This case was once before in this ‘court, and reversed. 115 Mich. 103. The evidence is substantially the same as upon the former trial.
1. That opinion very fully stated the law governing the case. The court, in its instructions to the jury, followed that opinion, and fairly submitted the case to the jury, who again rendered a verdict for the plaintiff. The principal point now urged against the judgment is that there was no evidence of negligence, because the record fails to show how the force was communicated to the passenger car in which the plaintiff was about to take his seat, or what that force was. The passenger car, with others in front of it, stood upon the main track, while the engine and the other cars were detached. Plaintiff was invited to leave the station, walk down the track, and enter it. The passengers were evidently given to understand that the train would soon leave. At that time the engine and other cars were separated from these, and the train hands were engaged in switching cars near the station. The rule that negligence cannot be inferred from the mere fact that an accident has happened does nót apply to this case. According to the testimony of the plaintiff and his witnesses, some force struck the cars in front, which caused the accident. It is a fair inference from the surrounding circumstances that the shock was caused by backing or in some manner running the cars in front against these, and that this was the work of the defendant. The, severity of the shock was evidence to justify the conclusion that this was negligently done. We think the inference was one to be drawn by the jury, and not by the court.

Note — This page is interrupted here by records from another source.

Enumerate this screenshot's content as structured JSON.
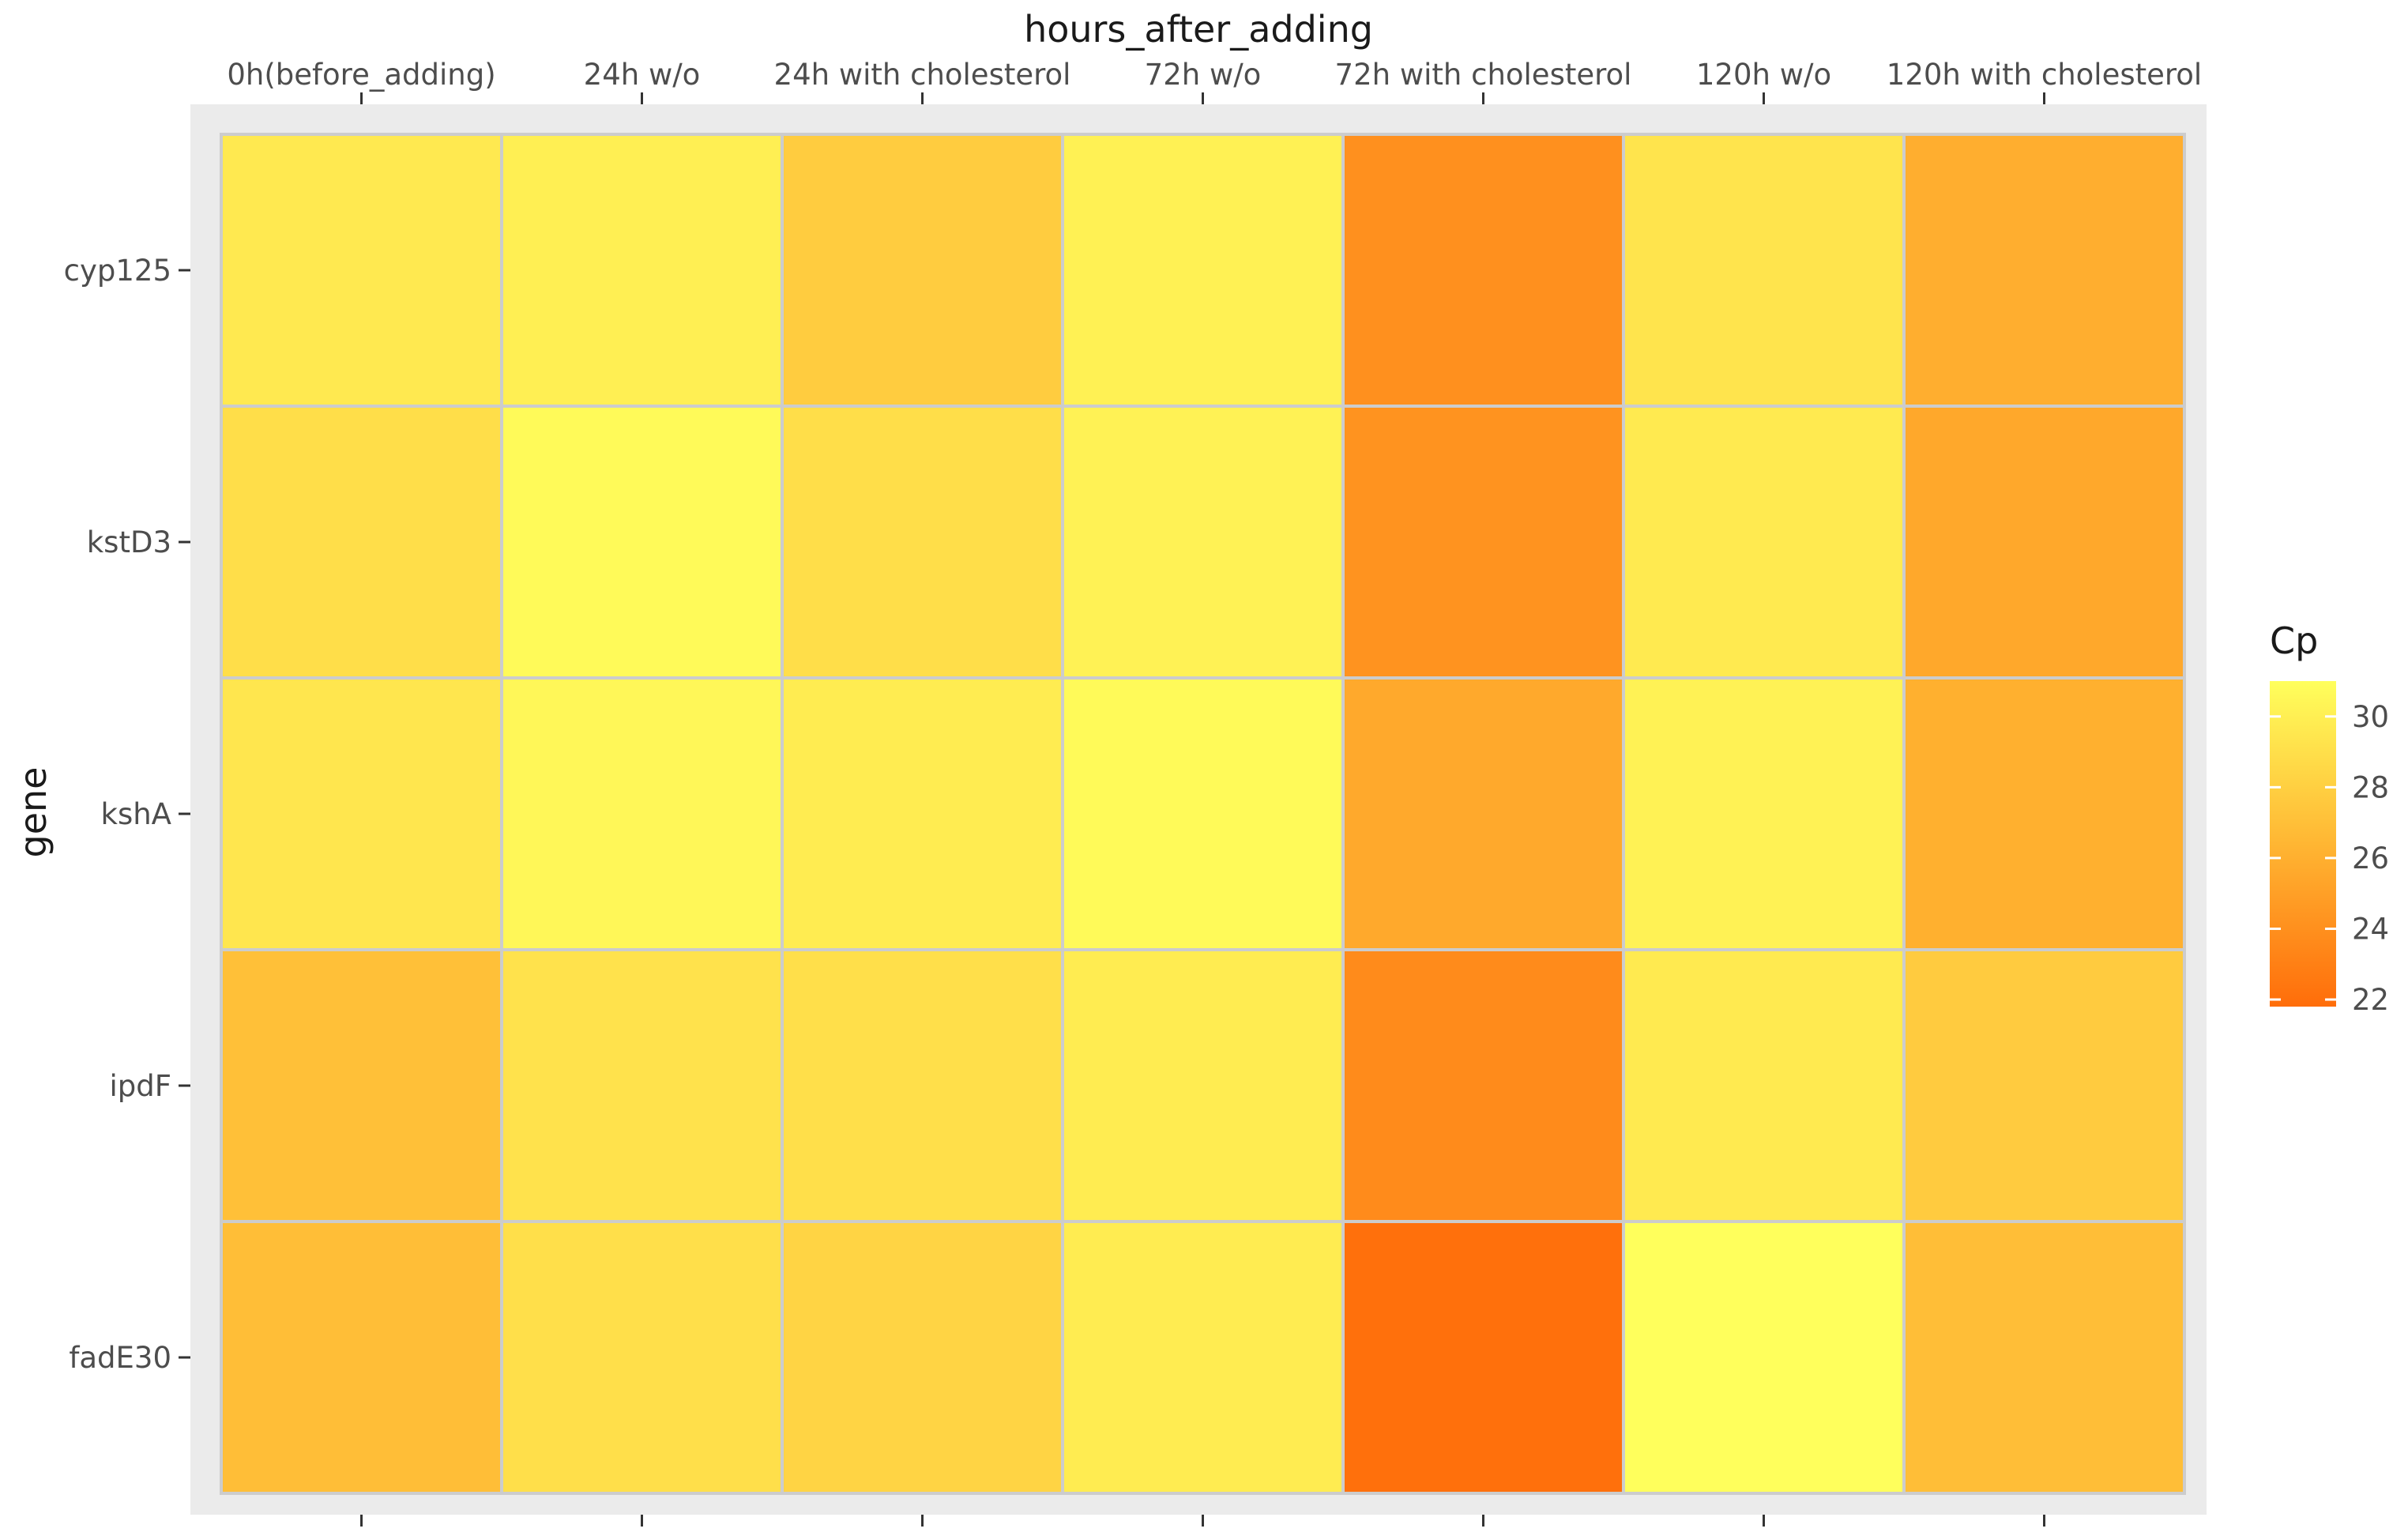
{
  "chart_data": {
    "type": "heatmap",
    "title": "",
    "xlabel": "hours_after_adding",
    "ylabel": "gene",
    "x_axis_position": "top",
    "x_categories": [
      "0h(before_adding)",
      "24h w/o",
      "24h with cholesterol",
      "72h w/o",
      "72h with cholesterol",
      "120h w/o",
      "120h with cholesterol"
    ],
    "y_categories": [
      "cyp125",
      "kstD3",
      "kshA",
      "ipdF",
      "fadE30"
    ],
    "values": [
      [
        29.6,
        30.0,
        27.8,
        30.1,
        24.0,
        29.3,
        25.9
      ],
      [
        28.9,
        30.7,
        28.9,
        30.2,
        24.2,
        29.7,
        25.5
      ],
      [
        29.4,
        30.5,
        29.8,
        30.7,
        25.6,
        30.2,
        26.0
      ],
      [
        27.0,
        29.2,
        29.0,
        29.8,
        23.7,
        29.7,
        27.7
      ],
      [
        26.9,
        29.0,
        28.3,
        29.8,
        22.0,
        31.0,
        26.9
      ]
    ],
    "legend": {
      "title": "Cp",
      "position": "right",
      "ticks": [
        22,
        24,
        26,
        28,
        30
      ],
      "range": [
        21.8,
        31.0
      ],
      "low_color": "#ff6d0a",
      "high_color": "#ffff5c"
    },
    "grid": true,
    "panel_background": "#ebebeb",
    "tile_border": "#cccccc"
  }
}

2. It is again urged as a matter of law that the plaintiff was guilty of contributory negligence. This matter was fully discussed before, and the record does not present a different state of facts. Plaintiff was invited upon the *615train. It cannot be held that he was guilty of negligence per se in not looking to see whether the other cars were backing when he was invited to enter the car, or that he was guilty of negligence per se in not taking the first seat. Others were behind him, and it is difficult to understand why he had not the right to select any seat in the car he chose. When passengers are invited to enter a car, they have the right to assume that they will have time to enter and take seats before other cars are backed against it in such a manner as to endanger them while doing so.
There are other assignments of error, but we do not find in them any prejudicial error.
The judgment is affirmed.
Montgomery, Moore, and Long, JJ., concurred. Hooker, J., did not sit.